Robert Halfon has quit as higher education minister in the UK government, saying he will step down as a Conservative MP at the next general election.
Mr Halfon, who represents the Essex town of Harlow, joins more than 60 Tory MPs in announcing their departure from the House of Commons ahead of a poll that the party is expected to lose heavily.
He had overseen English universities as minister for skills, apprenticeships and higher education since November 2022, using his tenure to push his zeal for degree apprenticeships on the sector.
In a letter to prime minister Rishi Sunak, published on X, formerly Twitter, Mr Halfon says that “after well over two decades as the Harlow parliamentary candidate and as MP, I feel that it is time for me to step down at the forthcoming general election and, in doing so, to resign as a minister in your government”.
Mr Halfon writes that he has been “incredibly proud to support you [Mr Sunak], and your administration’s aims to build an apprenticeships and skills nation, building on my own personal passion for this ambition”.
In a response, also posted on X, Mr Sunak writes that Mr Halfon’s decision “will not have been an easy one to make, but I respect your reasons for doing so”, and acknowledges that Mr Halfon’s “greatest legacy in Parliament” will be his advocacy of apprenticeships.

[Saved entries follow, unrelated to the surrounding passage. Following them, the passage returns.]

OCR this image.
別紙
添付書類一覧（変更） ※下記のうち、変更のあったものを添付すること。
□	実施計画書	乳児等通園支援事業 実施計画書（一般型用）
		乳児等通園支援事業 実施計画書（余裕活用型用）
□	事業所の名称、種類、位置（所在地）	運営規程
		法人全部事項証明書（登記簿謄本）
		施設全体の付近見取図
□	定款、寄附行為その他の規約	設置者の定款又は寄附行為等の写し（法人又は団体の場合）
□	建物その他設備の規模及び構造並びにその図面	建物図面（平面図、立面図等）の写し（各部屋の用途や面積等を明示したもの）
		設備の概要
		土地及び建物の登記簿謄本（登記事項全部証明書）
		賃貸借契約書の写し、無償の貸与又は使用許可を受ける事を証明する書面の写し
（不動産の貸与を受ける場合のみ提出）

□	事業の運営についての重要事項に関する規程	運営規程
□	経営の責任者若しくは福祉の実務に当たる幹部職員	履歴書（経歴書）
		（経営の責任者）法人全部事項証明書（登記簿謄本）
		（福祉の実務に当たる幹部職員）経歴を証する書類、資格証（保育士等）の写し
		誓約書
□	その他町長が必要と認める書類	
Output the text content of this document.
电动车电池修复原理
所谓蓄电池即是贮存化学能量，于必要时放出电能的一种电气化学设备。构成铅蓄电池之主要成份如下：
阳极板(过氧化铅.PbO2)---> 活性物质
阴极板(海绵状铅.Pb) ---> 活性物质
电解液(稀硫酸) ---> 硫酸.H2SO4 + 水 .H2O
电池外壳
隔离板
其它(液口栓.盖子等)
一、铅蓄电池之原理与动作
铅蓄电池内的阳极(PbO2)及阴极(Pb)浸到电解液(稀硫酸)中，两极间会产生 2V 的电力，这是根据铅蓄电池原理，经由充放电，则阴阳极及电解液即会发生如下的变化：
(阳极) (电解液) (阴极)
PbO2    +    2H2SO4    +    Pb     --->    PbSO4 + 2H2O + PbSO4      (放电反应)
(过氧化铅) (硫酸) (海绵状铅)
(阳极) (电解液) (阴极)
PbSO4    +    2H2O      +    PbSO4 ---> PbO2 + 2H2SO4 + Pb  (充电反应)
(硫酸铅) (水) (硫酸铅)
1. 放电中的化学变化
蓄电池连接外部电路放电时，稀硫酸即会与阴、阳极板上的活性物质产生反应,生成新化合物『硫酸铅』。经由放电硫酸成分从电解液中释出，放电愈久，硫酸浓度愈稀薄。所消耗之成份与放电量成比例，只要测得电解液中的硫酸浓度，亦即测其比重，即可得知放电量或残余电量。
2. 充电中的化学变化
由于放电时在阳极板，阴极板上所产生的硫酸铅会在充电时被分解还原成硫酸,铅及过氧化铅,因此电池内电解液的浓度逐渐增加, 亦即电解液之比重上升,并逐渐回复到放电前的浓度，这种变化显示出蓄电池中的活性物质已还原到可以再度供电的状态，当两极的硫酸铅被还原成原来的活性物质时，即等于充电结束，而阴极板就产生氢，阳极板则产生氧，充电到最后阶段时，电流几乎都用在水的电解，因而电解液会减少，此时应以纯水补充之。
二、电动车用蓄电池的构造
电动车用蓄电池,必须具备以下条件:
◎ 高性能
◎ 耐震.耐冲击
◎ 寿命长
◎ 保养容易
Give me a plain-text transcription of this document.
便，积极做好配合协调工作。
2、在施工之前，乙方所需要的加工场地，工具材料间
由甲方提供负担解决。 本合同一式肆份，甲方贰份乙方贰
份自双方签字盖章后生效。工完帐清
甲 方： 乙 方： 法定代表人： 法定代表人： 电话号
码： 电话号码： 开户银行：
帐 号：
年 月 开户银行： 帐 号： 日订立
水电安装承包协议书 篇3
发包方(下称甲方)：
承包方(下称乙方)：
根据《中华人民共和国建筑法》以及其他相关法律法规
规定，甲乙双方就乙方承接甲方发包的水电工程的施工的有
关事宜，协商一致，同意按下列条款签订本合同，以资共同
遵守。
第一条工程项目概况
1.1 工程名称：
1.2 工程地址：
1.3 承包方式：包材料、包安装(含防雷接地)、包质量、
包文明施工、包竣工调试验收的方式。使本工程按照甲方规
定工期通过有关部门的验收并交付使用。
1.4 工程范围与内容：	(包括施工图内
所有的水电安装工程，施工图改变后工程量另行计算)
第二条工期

The exchange of letters highlights other key issues from Mr Halfon’s tenure, including the announcement of plans to cap student numbers on university courses seen as delivering poor outcomes for students, and the passing of legislation underpinning the planned lifelong learning entitlement, which will provide students with access to up to four years’ worth of loan funding on a flexible basis, so learners can take individual modules over the course of their working lives.
Jo Grady, general secretary of the University and College Union, described Mr Halfon’s resignation as “yet another nail in the coffin for this beleaguered prime minister”.
“It is no wonder our sector is in crisis when we have a government that has all but ceased to function,” Dr Grady said. “We now urgently need a general election and an incoming Labour government to fund higher and further education properly.”
Posting on X, Vivienne Stern, chief executive of Universities UK, said that she was “very sorry” to see Mr Halfon, who also had a spell as chair of the Commons Education Select Committee, step down.
“You have been a real pleasure to work with and I have admired your genuine passion for education, skills and particularly for degree apprenticeships,” Ms Stern told the departing minister.
In his first major speech as minister in November 2022, delivered at Times Higher Education’s THE Campus Live event, Mr Halfon had set out one of his biggest priorities by challenging any university not offering a degree apprenticeship “to ask yourself why”.
Mr Halfon remained resistant to universities’ warnings over a growing crisis in funding. In August 2023, he told THE that raising England’s tuition fee cap during a cost-of-living crisis is “just not going to happen, not in a million years”.
When the then minister appeared at the Universities UK conference the following month, he was warned by David Maguire, the University of East Anglia vice-chancellor, that the government risks “the managed decline of universities” by allowing the erosion of their funding.